Gazing up at the heavens from our backyards or a nearby field, most of us see an undifferentiated mess of stars—if, that is, we can see anything at all through the glow of light pollution. Today’s casual observer knows far less about the sky than did our ancestors, who depended on the sun and the moon to tell them the time and on the stars to guide them through the seas. Nowadays, we don’t need the sky, which is good, because we’ve made it far less accessible, hiding it behind the skyscrapers and the excessive artificial light of our cities.
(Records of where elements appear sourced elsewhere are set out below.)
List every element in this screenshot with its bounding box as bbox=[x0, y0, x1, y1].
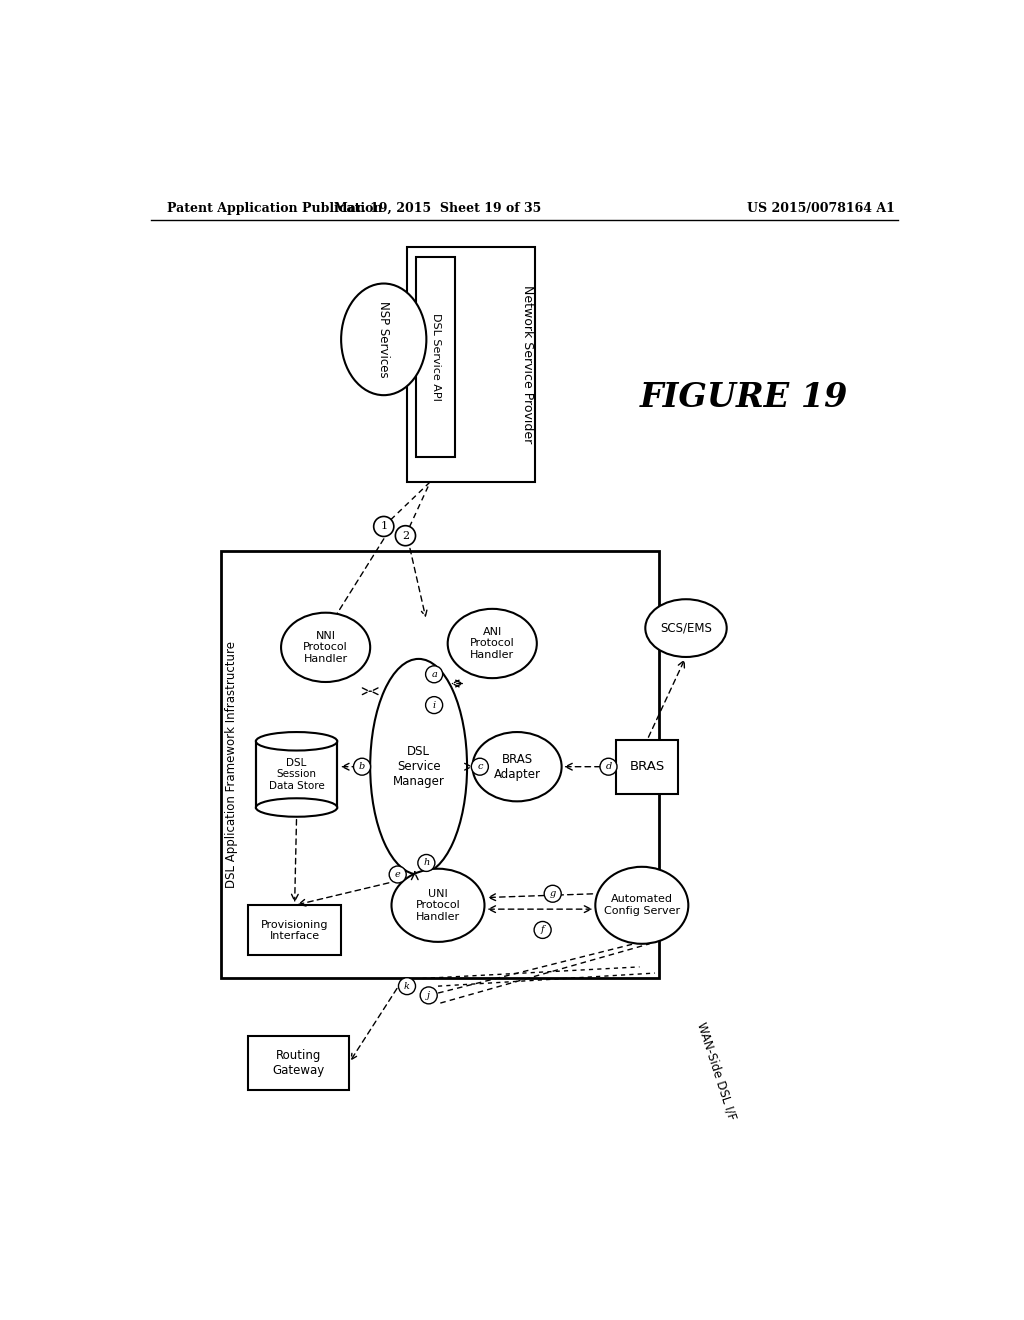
Text: j: j bbox=[427, 991, 430, 999]
Ellipse shape bbox=[281, 612, 371, 682]
Text: g: g bbox=[550, 890, 556, 898]
Ellipse shape bbox=[472, 733, 561, 801]
Ellipse shape bbox=[341, 284, 426, 395]
Text: i: i bbox=[432, 701, 435, 710]
Circle shape bbox=[426, 697, 442, 714]
Circle shape bbox=[544, 886, 561, 903]
Text: b: b bbox=[359, 762, 366, 771]
Ellipse shape bbox=[447, 609, 537, 678]
Bar bbox=[248, 1036, 349, 1090]
Bar bbox=[616, 739, 678, 793]
Text: 2: 2 bbox=[401, 531, 409, 541]
Text: UNI
Protocol
Handler: UNI Protocol Handler bbox=[416, 888, 461, 921]
Text: DSL
Session
Data Store: DSL Session Data Store bbox=[268, 758, 325, 791]
Ellipse shape bbox=[256, 733, 337, 751]
Text: e: e bbox=[395, 870, 400, 879]
Text: c: c bbox=[477, 762, 482, 771]
Text: ANI
Protocol
Handler: ANI Protocol Handler bbox=[470, 627, 515, 660]
Text: Routing
Gateway: Routing Gateway bbox=[272, 1049, 325, 1077]
Text: h: h bbox=[423, 858, 429, 867]
Ellipse shape bbox=[256, 799, 337, 817]
Ellipse shape bbox=[371, 659, 467, 874]
Bar bbox=[417, 257, 455, 457]
Text: Automated
Config Server: Automated Config Server bbox=[604, 895, 680, 916]
Bar bbox=[407, 247, 535, 482]
Circle shape bbox=[426, 665, 442, 682]
Text: BRAS
Adapter: BRAS Adapter bbox=[494, 752, 541, 780]
Text: BRAS: BRAS bbox=[630, 760, 665, 774]
Text: d: d bbox=[605, 762, 611, 771]
Text: Network Service Provider: Network Service Provider bbox=[520, 285, 534, 444]
Text: Provisioning
Interface: Provisioning Interface bbox=[261, 920, 329, 941]
Text: 1: 1 bbox=[380, 521, 387, 532]
Circle shape bbox=[374, 516, 394, 536]
Bar bbox=[248, 906, 341, 956]
Circle shape bbox=[395, 525, 416, 545]
Ellipse shape bbox=[391, 869, 484, 942]
Circle shape bbox=[418, 854, 435, 871]
Text: WAN-Side DSL I/F: WAN-Side DSL I/F bbox=[695, 1020, 739, 1122]
Circle shape bbox=[398, 978, 416, 995]
Circle shape bbox=[420, 987, 437, 1003]
Ellipse shape bbox=[595, 867, 688, 944]
Text: Mar. 19, 2015  Sheet 19 of 35: Mar. 19, 2015 Sheet 19 of 35 bbox=[335, 202, 542, 215]
Text: NNI
Protocol
Handler: NNI Protocol Handler bbox=[303, 631, 348, 664]
Text: Patent Application Publication: Patent Application Publication bbox=[167, 202, 382, 215]
Text: a: a bbox=[431, 669, 437, 678]
Text: DSL Service API: DSL Service API bbox=[431, 313, 440, 401]
Text: NSP Services: NSP Services bbox=[377, 301, 390, 378]
Text: FIGURE 19: FIGURE 19 bbox=[640, 380, 848, 413]
Circle shape bbox=[353, 758, 371, 775]
Ellipse shape bbox=[645, 599, 727, 657]
Text: k: k bbox=[404, 982, 410, 990]
Text: DSL
Service
Manager: DSL Service Manager bbox=[392, 746, 444, 788]
Circle shape bbox=[471, 758, 488, 775]
Bar bbox=[221, 552, 658, 978]
Circle shape bbox=[389, 866, 407, 883]
Text: US 2015/0078164 A1: US 2015/0078164 A1 bbox=[748, 202, 895, 215]
Text: f: f bbox=[541, 925, 545, 935]
Bar bbox=[256, 742, 337, 808]
Circle shape bbox=[535, 921, 551, 939]
Text: SCS/EMS: SCS/EMS bbox=[660, 622, 712, 635]
Text: DSL Application Framework Infrastructure: DSL Application Framework Infrastructure bbox=[224, 642, 238, 888]
Circle shape bbox=[600, 758, 617, 775]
How We See the Sky gives us back our knowledge of the sky, offering a fascinating overview of what can be seen there without the aid of a telescope. Thomas Hockey begins by scanning the horizon, explaining how the visible universe rotates through this horizon as night turns to day and season to season. Subsequent chapters explore the sun’s and moon’s respective motions through the celestial globe, as well as the appearance of solstices, eclipses, and planets, and how these are accounted for in different kinds of calendars. In every chapter, Hockey introduces the common vocabulary of today’s astronomers, uses examples past and present to explain them, and provides conceptual tools to help newcomers understand the topics he discusses.
Packed with illustrations and enlivened by historical anecdotes and literary references, How We See the Sky reacquaints us with the wonders to be found in our own backyards.